The questions remain:

(1) Which method is better and when?

(2) If there is a very large amount of data in the table we query and we get a very large result, which query method is then preferred?

(3) Which export is preferred when dealing with very large results - a table or a .csv file?

user2107356
  • 115
  • 9
  • inspired by my previous question http://stackoverflow.com/questions/34518795/get-tableschema-from-bigquery-result-pcollectiontablerow – user2107356 Jan 03 '16 at 02:38
  • I'm trying to answer this question, but it's unclear what you actually want. You're asking about some very low-level issues -- can you please describe the actual end-to-end data processing that you're trying to do? – Dan Halperin Jan 04 '16 at 04:02
  • Note that if all you want to do is save the result of a query, you should probably just use BigQuery's asynchronous API to run the query and then export CSV to GCS. – Dan Halperin Jan 04 '16 at 04:03
  • Regarding "Asynchronous vs Synchronous" query mode: there is no truly synchronous way to run a query in BigQuery. If you read carefully, jobs.query requires polling to wait for job completion prior to downloading data, just like job.insert does. For the purpose of your question, I'd stick to jobs.insert. – Michael Sheldon Jan 04 '16 at 18:36

1 Answers1

1

Note that BigQueryIO.Read reads a table, and does not execute a query. The helper .fromQuery() lets the source execute a query and then read the destination table that the query results were written to. It may be useful to separate query execution from table reading.

We can think of BigQueryIO.Read as running a jobs.insert() for an export operation to Google Cloud Storage, then processes the data from GCS.

Look at "Multiple Wildcard Uris" at https://cloud.google.com/bigquery/exporting-data-from-bigquery#exportingmultiple for efficient parallel processing of data exported to GCS: you can consume (small) shards of exported data as it is being exported, so you don't have to block processing of the parallel read operations for the entire BigQuery export job to complete.
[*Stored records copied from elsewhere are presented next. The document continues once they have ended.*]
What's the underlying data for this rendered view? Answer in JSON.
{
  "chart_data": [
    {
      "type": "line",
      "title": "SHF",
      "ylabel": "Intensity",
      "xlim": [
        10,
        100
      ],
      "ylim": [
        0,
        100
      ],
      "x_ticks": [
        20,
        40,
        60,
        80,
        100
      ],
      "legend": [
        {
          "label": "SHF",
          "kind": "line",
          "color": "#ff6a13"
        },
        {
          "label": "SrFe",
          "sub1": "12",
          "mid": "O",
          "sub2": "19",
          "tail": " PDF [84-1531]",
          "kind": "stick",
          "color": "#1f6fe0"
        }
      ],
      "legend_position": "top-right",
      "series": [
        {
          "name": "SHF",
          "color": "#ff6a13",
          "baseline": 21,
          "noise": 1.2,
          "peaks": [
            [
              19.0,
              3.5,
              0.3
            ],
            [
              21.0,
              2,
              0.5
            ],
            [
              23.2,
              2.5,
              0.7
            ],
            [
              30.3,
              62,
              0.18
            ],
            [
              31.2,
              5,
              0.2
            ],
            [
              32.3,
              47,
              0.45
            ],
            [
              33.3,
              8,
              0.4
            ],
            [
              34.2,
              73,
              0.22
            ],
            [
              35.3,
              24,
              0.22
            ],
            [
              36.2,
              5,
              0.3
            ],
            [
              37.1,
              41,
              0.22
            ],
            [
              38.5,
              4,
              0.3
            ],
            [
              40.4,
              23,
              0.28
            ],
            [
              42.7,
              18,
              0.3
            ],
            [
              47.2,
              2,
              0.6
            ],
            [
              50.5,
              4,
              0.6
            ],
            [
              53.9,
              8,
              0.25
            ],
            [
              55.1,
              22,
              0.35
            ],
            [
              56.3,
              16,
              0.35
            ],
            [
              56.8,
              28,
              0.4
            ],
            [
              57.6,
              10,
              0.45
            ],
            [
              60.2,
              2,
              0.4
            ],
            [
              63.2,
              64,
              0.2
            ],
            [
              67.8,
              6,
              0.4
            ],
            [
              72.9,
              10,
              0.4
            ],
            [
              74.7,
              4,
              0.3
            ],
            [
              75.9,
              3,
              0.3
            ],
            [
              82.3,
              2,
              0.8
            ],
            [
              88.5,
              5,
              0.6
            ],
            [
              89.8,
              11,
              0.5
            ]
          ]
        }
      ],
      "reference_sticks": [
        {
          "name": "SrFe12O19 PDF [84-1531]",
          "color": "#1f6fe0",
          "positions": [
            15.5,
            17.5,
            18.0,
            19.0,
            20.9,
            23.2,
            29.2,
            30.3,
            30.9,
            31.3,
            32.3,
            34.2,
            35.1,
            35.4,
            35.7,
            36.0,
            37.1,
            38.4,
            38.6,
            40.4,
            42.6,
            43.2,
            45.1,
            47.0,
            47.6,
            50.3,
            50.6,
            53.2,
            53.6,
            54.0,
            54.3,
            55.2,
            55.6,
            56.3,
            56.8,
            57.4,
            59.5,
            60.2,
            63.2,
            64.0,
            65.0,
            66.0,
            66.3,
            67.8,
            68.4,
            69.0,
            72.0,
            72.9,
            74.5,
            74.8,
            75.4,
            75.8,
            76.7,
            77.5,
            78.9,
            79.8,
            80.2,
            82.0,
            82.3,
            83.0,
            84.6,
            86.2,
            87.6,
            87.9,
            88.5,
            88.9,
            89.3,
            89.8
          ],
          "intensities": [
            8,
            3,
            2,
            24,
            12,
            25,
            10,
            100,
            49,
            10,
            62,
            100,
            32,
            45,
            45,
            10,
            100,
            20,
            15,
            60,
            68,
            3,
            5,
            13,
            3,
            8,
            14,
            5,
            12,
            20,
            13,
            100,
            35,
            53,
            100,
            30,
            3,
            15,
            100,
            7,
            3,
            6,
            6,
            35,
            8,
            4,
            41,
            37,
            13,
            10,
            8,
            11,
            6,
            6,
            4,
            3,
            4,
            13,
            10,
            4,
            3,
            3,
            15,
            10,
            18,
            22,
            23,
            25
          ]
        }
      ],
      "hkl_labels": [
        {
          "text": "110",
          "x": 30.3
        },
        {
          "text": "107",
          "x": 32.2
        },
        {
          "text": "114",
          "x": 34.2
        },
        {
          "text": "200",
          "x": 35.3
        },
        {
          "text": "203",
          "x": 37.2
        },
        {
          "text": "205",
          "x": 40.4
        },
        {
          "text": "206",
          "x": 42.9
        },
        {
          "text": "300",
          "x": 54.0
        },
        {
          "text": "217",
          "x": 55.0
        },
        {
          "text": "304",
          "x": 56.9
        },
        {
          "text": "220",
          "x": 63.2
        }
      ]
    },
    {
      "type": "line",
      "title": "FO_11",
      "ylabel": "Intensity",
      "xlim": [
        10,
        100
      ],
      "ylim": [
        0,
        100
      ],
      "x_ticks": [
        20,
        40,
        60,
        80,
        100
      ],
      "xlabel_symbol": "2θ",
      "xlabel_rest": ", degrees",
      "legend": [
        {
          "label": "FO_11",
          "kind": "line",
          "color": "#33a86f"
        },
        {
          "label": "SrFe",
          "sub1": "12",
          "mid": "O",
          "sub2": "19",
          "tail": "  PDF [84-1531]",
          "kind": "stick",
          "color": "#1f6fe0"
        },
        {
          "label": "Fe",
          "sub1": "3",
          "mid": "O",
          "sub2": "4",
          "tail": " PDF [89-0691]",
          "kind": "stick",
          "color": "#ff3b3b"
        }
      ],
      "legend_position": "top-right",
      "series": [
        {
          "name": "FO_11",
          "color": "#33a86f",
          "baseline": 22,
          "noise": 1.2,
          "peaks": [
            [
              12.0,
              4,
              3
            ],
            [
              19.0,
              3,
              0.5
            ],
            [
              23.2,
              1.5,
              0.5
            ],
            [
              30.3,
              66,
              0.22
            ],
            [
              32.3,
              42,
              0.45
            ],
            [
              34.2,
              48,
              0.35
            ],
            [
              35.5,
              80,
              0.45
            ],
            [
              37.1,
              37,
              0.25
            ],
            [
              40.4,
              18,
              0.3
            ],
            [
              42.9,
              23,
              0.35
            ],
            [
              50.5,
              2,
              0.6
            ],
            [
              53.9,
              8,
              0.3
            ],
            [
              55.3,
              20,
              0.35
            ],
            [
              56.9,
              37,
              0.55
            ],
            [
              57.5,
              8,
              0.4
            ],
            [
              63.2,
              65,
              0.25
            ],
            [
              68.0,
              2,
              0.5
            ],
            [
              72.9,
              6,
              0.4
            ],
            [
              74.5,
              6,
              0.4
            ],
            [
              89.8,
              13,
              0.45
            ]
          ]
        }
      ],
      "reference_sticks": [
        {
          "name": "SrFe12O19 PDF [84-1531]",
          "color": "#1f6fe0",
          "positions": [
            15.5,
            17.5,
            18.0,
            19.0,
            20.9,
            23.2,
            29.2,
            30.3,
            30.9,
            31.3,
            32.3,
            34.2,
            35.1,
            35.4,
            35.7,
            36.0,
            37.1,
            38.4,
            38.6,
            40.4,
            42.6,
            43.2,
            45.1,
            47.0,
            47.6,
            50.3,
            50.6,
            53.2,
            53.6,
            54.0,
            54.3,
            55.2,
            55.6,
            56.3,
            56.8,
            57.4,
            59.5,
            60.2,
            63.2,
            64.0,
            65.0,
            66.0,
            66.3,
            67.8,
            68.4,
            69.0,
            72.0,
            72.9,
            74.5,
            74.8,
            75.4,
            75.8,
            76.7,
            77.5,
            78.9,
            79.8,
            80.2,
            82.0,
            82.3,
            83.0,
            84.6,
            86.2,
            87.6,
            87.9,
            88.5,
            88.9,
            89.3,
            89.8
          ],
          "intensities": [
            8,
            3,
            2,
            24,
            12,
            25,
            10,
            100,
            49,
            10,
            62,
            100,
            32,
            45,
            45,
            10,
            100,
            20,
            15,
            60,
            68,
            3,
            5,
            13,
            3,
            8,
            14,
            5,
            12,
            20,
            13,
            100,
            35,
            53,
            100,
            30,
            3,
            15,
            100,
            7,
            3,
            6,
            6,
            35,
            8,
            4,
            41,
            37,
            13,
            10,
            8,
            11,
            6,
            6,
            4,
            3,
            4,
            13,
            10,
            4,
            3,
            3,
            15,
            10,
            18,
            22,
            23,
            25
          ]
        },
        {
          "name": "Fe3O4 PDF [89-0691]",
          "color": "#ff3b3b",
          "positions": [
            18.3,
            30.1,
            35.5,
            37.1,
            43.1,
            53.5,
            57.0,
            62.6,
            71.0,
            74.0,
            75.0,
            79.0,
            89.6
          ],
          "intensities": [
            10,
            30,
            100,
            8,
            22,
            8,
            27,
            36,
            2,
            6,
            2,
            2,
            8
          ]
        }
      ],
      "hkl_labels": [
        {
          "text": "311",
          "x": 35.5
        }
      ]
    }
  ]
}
The multiple wildcards lets you determine the parallelism of workers up front, and BigQuery will write the data in order so each worker can process their shards independently and identify when their subset of data has been completely processed.
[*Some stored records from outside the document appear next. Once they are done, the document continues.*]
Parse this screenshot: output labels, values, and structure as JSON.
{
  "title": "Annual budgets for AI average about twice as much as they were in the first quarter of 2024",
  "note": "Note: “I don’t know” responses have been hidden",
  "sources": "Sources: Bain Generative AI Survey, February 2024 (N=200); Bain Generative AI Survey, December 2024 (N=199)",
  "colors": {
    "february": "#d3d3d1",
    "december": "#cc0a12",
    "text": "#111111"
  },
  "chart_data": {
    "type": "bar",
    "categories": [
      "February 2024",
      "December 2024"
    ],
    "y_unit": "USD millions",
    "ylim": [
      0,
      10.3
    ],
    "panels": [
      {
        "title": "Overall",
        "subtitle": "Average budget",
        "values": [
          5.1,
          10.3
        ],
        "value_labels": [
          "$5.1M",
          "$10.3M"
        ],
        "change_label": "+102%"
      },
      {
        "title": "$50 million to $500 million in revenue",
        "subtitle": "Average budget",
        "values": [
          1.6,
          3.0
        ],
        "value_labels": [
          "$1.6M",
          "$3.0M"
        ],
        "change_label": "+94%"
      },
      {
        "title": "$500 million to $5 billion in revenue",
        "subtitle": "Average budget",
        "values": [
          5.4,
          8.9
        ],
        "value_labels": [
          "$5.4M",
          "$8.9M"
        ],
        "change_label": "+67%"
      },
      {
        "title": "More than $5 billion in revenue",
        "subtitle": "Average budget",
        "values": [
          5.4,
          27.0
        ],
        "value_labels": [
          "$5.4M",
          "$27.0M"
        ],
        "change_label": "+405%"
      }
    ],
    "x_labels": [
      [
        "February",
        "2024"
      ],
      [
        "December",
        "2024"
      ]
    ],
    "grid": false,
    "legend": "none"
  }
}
Cloud Dataflow supports custom sources (https://cloud.google.com/dataflow/model/custom-io#creating-sources), so you can replicate BigQueryIO.Read with a version that has a side channel for the schema of the table you are operating on(*).

(*) I'm not a Cloud Dataflow expert, so I'm not sure how to build this side channel. Perhaps the schema exported from this custom source is the table's schema and a blob, and you could wrap the source a ParDo that takes the schema and converts the blob to that schema? At which point your code would see the schema and the data for each row. This doesn't seem like the most efficient way to solve the problem, but it might work for you.

Michael Sheldon
  • 2,027
  • 11
  • 7